• büyük bir ustanın elinden çıkmış, sinema tarihinin en önemli filmlerinden biridir kanımca. 207 dakikalık süresine rağmen izleyicinin dikkatinin zerre dağılmasına izin vermeyen bir olay örgüsü ve senaryo kurgusu vardır. hayali olarak 3 eşit parçaya bölünmeye müsait bir filmdir. ilk parçada, köylüler kendileri için savaşacak samurayları ararken, ikinci parçada savaşa hazırlık, son parça da savaş ve zaferle özetlenebilir.
    film ayrıca kullanılan teknikler ile de sinema tarihinde ilklere imza atmış. ilk olarak, slow motion'ın kullanıldığı ilk filmdir. ayrıca star wars'tan hatırlayacağınız, sahneler arasındaki geçişlerinde kullanılan wipe tekniği de ilk bu filmde kullanıldı. bunların yanı sıra, akira kurosawa, 3 ayrı çeşit (kısa, orta ve uzun menzilli) kamera kullanarak multi-cam tekniğini de uygulamış bu filmde.
    oyuncular ve performansları tek kelimeyle büyüleyici. samurayların en yaşlısı ve deneyimlisi sıfatıyla lider konumunda oynayan takashi shimura yani kambei shimada, tabiri caizse karizma nasıl olunur onu göstermiş. ancak filmin başka bir karizması var ki, kyuzo rolündeki seiji miyaguchi. en cesur, en ağırbaşlı ve en yetenekli olan bu kişinin, tüfekle uzak mesafeden rahatça öldürülmesi de içinde ayrı bir anlam ve kara mizah taşıyor sanki. bu adamla, hatta oyuncuların tümüyle ilgili öğrendiğim en ilginç bilgi ise seiji miyaguchi'nin filmde kılıçla gösterdiği tüm maharete rağmen, filmden önce eline bir defa bile kılıç almamış olması.
    ancak filmin tüm güzelliklerine rağmen, japon insanların dikkat çeken, kendilerine has o abartılı hareketleri var. özellikle köylüler durmadan telaşla bir yerden bir yerlere koşturuyor. film boyunca sakince oturan bir köylü görmedim. eğlenceli ve mutlu anlarda tüm köy bir yere toplanıp bir yere yığılıyor ve hep beraber kahkahalarla gülüyorlar. bu komün ortamla ve grup havasıyla onların gerçekten köylü olduğunu bize dikte edilmeye çalışılıyor gibi.
    filmle ilgili bir diğer anektod ise, filmin sonunda hayatta kalan 3 samurayın (shichiroji, katsushiro ve kambei), gerçek hayatta ölen ilk üç samuray olması. film 1954 yapımı olduğu için doğal olarak hayatta kalan da olmamış tabi ve son samuray da (heihachi hayashida) 1999'da ölmüş.
    pek çoklarının, akira kurosawa'nın en iyi filmi dediği shichinin no samurai, kesinlikle izlenmesi ve zamanının imkanlarıyla değerlendirildiğinde kesinlikle saygı duyulması gereken bir filmdir diyorum ve entryme burada son veriyorum.
  • sırf "klasik" oldukları için 40-50 senelik filmleri izlemek zorunda hissederim kendimi.* izlerken de sıkılır, kaç dakika kaldı diye saate bakarım. bitirince ise "neyse bundan da kurtulduk" diye içimden geçiririm.

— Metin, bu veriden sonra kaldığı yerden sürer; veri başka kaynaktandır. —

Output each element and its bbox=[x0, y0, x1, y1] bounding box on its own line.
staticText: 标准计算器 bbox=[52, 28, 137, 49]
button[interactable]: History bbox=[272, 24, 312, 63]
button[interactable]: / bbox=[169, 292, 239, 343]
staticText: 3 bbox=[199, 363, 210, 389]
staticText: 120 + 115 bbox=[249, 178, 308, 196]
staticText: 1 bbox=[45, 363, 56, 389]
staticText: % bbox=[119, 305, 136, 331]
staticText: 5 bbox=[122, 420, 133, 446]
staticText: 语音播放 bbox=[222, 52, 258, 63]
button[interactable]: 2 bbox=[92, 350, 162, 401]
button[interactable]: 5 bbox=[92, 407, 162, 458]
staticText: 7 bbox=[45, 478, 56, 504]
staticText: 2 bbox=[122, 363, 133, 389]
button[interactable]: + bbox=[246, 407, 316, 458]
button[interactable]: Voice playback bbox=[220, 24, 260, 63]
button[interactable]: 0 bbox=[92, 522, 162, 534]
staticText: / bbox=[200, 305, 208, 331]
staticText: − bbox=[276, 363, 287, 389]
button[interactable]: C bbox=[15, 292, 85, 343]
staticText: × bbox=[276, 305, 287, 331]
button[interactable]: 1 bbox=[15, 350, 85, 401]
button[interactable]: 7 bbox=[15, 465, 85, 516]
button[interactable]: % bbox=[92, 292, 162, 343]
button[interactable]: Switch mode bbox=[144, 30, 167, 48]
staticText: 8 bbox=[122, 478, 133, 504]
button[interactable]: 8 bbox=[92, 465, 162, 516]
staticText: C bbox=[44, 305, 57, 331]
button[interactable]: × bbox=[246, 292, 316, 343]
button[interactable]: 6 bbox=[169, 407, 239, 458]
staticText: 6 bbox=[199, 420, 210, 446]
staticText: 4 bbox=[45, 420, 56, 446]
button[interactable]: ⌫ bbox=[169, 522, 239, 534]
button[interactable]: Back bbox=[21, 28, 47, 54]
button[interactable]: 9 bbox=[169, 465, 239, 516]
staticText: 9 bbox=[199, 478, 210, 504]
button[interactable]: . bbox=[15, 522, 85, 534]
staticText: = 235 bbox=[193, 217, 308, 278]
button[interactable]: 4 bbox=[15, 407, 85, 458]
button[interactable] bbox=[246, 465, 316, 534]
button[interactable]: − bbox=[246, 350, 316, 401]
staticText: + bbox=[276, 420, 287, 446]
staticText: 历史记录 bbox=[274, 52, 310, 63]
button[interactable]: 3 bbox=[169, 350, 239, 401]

    arka planlarmı$ da, karakter geli$imiymi$ ben anlamam. o kadar eski filmde sıkılıp bunda sıkılmadı isem bu film güzeldir.*
  • --- spoiler ---

    köylülerin, şehire getirdikleri küpteki pirinçler çalındığında, yohei'nin yere dökülen pirinç kırıntılarını elleriyle tek tek topladığı bir sahne vardı.
    o ne acılı bir şeydir öyle.
    izlerken içim burkuldu

    --- spoiler ---
  • ikinci dünya savaşı'nın buhranlı yıllarının nihayete ermesiyle sanatçılar da acılarını yontmaya, daha müreffeh bir dünyada sanat eserlerini takdime başlamıştı. 50'li yıllar dünya sinemasının muhtemelen bir daha yaşayamayacağı parlaklıkta bir on yıldır. sayıyorum, dikkatle takibediniz: hitchcock, bergman, fellini, lean, lumet, wilder, zinnemann, kubrick, mankiewicz, kazan, wyler gibi yönetmenler başyapıtları sıralarken ozu, ford, hawks gibiler de daha olgun filmlerde idiler. bu dalga az sonra fransa'da yeni dalga olarak tezahür edecektir fakat taa ötelerde, japonya'da da küresel bir sinemaya doğru adım atılmış kurosawa namında bir yağız samuray evladı kameraya sarılmıştır. rashomon, ikiru derken hacı slow, slow motionlı epik bi film yapıp adına da "shichinin no samurai" demişti. bu film japon minimalizmine alışık izleyicinin tanık olmadığı bir genişlik vehmi sunuyor, amerikan tarzına yakın, ticari bir sinemaya da meylediyordu. yine de amerikan sinemasının western merkezli aksiyon sinemasından farklı bir psikolojik boyut taşıyor, kostümlü dekorlu filmlerle bir nevi senteze gidiyordu. fakat fark şuydu ki aynı vehm dekorsuz nesiz ortaya konmuş, aynı epik oluşturulmuş, japon sabır ve sebatının neticesi sinemaya aksetmiş idi.
  • yaklaşık 3 saat civarı süren bir filmdir, yanlış yunluş olmasın. velhasıl kelam süper bir filmdir. hikaye yavaş yavaş, tadını çıkara çıkara gelişir, o sebepten kimi acelecilere sıkıcı gelebilir.
    filmde kurosawa her zamanki naif biçemiyle doğayı karakter ve durumların haline göre çok iyi kullanır. misal karakterlerin umutsuz olduğu sahnelerde veya kaotik sahnelerde şiddetli bir yağmur yağar. veya iki gencin "aşkı keşfettikleri" sahnelerde çiçekleri böcekleri rüzgarla savrulurken görürüz.
    doğanın insanevladının didişmesini umursamadan varoluşunu aynı tekdüzeliğiyle devam ettirmesini enfes bir şekilde vurgular kurosawa, ki bu tavrın "thin red line" filmini etkilediği açıktır.
    kurosawa her zaman biraz çocuksu ve naif imgelemlerle anlatır meramını, ama bu gayrıentelliği onun mükemmel bir yönetmen olduğu ve imgelerinin etkileyiciliğini değiştirmez.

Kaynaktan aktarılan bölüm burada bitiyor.